Aggressive Leader heißt das seit einigen Jahren.

Genau. Ich habe viele große Spiele in meiner Karriere gemacht, unter anderem über 150 Länderspiele für Kroatien, zehn Jahre ohne Pause im Nationalteam. Zwei Mal war ich bei Olympia dabei. Aber wissen Sie, eine Sache wird sich nie ändern…

…und die wäre?

Ich brauche Adrenalin für mein Spiel. Wenn ich das spüre, eine gewisse Aufregung und Anspannung, bin ich sofort präsent, das hilft mir enorm.

Zuletzt hat sich ihre Mannschaft in einen Rausch gespielt, sportlich wie emotional.
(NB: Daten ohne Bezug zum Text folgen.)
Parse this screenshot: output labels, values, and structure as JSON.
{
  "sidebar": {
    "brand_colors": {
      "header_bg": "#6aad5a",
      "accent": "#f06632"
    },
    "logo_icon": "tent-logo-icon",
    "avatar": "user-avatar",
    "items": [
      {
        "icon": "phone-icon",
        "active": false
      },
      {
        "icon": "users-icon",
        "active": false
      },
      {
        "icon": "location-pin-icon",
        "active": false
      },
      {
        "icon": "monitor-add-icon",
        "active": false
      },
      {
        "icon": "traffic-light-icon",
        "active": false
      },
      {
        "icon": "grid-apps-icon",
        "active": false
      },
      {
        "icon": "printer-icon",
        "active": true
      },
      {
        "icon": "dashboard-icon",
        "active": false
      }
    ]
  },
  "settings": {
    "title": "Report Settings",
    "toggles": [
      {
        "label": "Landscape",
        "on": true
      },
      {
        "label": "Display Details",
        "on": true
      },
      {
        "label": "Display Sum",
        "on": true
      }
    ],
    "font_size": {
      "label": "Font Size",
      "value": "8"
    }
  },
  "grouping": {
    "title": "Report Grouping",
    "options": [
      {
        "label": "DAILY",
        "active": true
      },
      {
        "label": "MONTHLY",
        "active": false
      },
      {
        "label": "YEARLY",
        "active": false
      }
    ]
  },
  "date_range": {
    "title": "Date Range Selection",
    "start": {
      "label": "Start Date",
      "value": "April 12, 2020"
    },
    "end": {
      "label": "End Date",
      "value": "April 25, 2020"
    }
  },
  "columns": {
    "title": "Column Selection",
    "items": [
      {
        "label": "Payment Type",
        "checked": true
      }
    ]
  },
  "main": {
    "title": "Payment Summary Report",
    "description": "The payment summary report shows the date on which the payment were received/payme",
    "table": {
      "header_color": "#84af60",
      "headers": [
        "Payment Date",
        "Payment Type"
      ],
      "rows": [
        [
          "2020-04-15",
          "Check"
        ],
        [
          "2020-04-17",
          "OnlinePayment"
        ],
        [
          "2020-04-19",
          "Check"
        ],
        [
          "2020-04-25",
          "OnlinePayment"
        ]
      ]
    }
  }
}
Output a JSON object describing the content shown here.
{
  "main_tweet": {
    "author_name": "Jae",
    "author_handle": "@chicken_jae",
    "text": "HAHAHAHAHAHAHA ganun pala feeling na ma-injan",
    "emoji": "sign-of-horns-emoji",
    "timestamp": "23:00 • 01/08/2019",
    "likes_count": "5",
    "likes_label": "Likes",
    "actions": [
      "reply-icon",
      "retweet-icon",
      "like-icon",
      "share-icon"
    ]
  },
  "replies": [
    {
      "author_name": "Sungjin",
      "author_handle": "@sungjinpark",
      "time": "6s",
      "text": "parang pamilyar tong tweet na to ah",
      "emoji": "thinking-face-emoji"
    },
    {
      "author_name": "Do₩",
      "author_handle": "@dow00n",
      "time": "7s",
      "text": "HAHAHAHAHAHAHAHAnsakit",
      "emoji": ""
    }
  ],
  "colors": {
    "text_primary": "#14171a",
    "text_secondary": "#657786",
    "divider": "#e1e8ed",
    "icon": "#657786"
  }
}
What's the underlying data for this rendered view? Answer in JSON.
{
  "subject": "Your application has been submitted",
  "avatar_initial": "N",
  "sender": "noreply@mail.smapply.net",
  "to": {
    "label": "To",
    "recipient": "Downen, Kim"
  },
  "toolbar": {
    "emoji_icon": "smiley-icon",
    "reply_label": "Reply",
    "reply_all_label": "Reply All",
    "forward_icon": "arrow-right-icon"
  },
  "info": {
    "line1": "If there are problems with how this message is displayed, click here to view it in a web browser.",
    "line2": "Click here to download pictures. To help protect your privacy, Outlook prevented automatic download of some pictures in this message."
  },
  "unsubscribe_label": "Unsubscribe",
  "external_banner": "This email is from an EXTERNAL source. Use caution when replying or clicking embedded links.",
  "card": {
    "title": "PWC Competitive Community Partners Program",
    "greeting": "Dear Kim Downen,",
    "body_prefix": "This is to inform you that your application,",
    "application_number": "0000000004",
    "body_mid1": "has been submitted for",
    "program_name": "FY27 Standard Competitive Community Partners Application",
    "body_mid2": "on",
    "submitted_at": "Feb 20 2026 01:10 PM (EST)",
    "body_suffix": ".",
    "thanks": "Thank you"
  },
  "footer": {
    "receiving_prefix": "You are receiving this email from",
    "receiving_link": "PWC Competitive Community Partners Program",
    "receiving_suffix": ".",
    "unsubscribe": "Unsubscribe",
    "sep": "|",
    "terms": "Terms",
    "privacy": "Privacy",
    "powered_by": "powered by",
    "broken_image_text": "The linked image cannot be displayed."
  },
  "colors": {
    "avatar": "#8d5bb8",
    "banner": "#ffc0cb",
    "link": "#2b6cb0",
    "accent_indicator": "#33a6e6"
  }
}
Mit Mannheim haben wir vergangenen Sonntag den alten und vermutlich neuen Deutschen Meister zuhause geschlagen, das war großartig und gibt uns Kraft für den Europapokal an diesem Wochenende in Magdeburg.

Wie geht es Ihnen nach solchen Spielen?

Ich liege fast immer lange wach, meist bis drei, vier Uhr in der Nacht, und kann nicht einschlafen. Das hängt mit den Emotionen zusammen, die sich in besonderen Momenten ergeben. Und natürlich mit dem Adrenalin, da haben wir es wieder.

Haben Sie ein Ritual an Spieltagen?

Nichts Spezielles. Kaffee trinken, gut frühstücken, danach ein bisschen ins Bett legen. Ich mache das gar nicht unbedingt um zu schlafen, sondern um mich zu konzentrieren und zu fokussieren: Was muss ich gegen den nächsten Gegner tun? Allerdings ist das mit der Ruhe manchmal gar nicht so leicht. Ich habe drei Kinder – elf Jahre, drei Jahre und vier Monate alt – da ist eigentlich immer Party. Aber wir haben eine gute Aufteilung: Meine Frau ist stark, sie kümmert sich um die Familie, und ich habe mit Handball zu tun. So ist das im Leben. Wenn meine Karriere vorbei ist, haben wir mehr Zeit füreinander.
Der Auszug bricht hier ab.